Yep, that’s right. But I have an excuse: these are really good.
They’re pretty different than the Flourless Fudge Cookies, and maybe not as good.
But don’t let that turn you off!
They’re not as good for my tastes, but that doesn’t mean they are bad, or not as good for your tastes.
These are more filling, and they have flour and whole eggs in them, including melted chocolate. They’re the thick, substantial kind of cookie.
But they’re just as easy to make as the Flourless Fudge Cookies.
They don’t have cocoa powder, which makes them slightly less chocolaty.
I added pecans and apricots to them, but you can add anything you like. Next time, I won’t add the apricots; they were out of place and did not add anything except for extra chew.
The recipe is from Joy The Baker, adapted from King Arthur Flour.
8 ounces good quality bittersweet chocolate , 60%-72%(chopped or in chips)
3 Tablespoons (1 1/2 ounces) butter
1 cup sugar
3 large eggs
1 teaspoon espresso powder
1 teaspoon vanilla
1 cup all-purpose flour
1/4 teaspoon baking powder
1/4 teaspoons salt
1 cup chocolate chips
1 cup chopped pecans or walnuts
3/4 cup dried apricots
In a double boiler, or in the microwave, gently melt together the chocolate and butter.
To avoid heating the chocolate too much and possibly burning it, the best method is to heat till the butter is melted and the chocolate has partially melted, then remove from the heat. Stir until all the chocolate melts.
In a separate bowl, beat together the sugar and eggs till they’re thoroughly combined. You don’t need a mixer, just do it in a medium sized bowl with a wooden spoon.
Add the melted chocolate mixture, then stir in the remaining ingredients, including the chocolate chips,pecans and apricots, if you’re using them.

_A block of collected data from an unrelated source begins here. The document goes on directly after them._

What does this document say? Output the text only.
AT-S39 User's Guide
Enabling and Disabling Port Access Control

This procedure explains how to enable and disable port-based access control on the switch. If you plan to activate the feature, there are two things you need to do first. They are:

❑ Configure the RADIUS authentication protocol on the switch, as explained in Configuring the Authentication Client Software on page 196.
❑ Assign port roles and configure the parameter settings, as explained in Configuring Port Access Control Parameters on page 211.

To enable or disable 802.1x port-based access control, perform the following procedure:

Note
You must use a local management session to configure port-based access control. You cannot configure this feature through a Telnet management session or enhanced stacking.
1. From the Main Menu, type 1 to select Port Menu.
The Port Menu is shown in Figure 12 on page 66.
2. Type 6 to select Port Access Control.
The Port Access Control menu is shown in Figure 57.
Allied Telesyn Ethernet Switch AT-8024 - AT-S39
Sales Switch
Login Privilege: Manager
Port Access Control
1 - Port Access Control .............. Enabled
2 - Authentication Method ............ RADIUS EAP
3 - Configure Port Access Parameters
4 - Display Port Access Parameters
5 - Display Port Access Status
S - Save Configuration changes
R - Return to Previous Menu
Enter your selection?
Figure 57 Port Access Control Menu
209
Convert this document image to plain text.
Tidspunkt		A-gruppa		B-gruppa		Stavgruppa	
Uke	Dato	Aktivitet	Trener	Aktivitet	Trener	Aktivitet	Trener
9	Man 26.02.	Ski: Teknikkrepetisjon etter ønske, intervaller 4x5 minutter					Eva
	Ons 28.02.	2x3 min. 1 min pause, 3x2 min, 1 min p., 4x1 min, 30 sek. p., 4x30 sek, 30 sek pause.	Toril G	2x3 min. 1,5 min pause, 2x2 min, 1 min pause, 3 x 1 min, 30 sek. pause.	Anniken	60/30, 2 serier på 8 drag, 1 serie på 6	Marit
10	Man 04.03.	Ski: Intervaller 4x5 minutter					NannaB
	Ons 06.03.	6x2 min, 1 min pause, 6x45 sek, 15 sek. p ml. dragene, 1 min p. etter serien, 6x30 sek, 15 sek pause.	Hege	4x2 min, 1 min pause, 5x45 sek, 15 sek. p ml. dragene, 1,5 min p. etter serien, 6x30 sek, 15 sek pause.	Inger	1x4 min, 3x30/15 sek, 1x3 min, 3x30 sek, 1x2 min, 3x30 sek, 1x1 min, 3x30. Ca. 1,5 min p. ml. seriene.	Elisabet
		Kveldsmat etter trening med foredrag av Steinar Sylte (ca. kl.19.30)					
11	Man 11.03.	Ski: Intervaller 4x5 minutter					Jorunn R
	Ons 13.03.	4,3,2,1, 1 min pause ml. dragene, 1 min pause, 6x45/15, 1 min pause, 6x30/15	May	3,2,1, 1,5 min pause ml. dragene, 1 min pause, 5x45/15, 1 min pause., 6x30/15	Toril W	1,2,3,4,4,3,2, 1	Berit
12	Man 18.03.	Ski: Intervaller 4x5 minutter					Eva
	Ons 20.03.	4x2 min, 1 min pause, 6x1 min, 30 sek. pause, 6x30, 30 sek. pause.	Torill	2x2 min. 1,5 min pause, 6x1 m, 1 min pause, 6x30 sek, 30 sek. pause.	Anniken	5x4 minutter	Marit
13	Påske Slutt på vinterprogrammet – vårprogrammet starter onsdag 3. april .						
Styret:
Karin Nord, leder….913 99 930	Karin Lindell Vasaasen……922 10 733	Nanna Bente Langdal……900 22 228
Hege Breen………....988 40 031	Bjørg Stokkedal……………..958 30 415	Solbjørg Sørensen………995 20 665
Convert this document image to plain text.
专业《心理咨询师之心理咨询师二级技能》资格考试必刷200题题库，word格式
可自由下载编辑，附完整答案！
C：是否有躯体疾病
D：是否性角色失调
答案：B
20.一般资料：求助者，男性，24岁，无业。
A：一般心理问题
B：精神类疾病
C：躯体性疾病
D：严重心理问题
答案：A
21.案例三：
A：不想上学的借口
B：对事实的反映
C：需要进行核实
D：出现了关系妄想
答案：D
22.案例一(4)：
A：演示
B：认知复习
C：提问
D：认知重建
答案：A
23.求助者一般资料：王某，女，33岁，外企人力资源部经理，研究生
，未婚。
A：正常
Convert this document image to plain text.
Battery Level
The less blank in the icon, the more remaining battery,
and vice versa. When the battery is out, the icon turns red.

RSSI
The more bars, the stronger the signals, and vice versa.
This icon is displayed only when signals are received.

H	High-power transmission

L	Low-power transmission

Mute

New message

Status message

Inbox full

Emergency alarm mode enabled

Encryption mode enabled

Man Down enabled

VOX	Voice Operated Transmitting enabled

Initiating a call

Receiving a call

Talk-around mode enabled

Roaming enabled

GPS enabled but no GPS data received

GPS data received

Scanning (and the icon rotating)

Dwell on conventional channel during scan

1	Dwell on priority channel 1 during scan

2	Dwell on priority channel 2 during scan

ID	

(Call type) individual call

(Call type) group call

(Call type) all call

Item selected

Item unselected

Preheat the oven to 325 degrees F. Lightly grease (or line with parchment) two baking sheets, three if you have them.
Drop the cookie dough by the tablespoonful (about the size of a small ping pong ball) onto the prepared baking sheets. A tablespoon cookie scoop makes this task extremely simple. Leave about 2″ between the dough balls, as they’ll spread as they bake. Like with the Flourless Fudge Cookies, I first tested one cookie to see if I needed to add more flour. I did, and added about an 1/8 or cup (or more), extra.
Bake the cookies for 11 to 12 minutes, until their tops are shiny and cracked. They won’t crack until the very end, so keep a close eye on them; when they’re cracked all the way across the top surface, they’re done.
The point is, you want these baked all the way through, but just barely; additional baking makes them more crisp rather than chewy. Remove the cookies from the oven. Wait 5 minutes then transfer the cookies to a wire rack to cool.
Sorry about the picture, the lighting is pretty bad.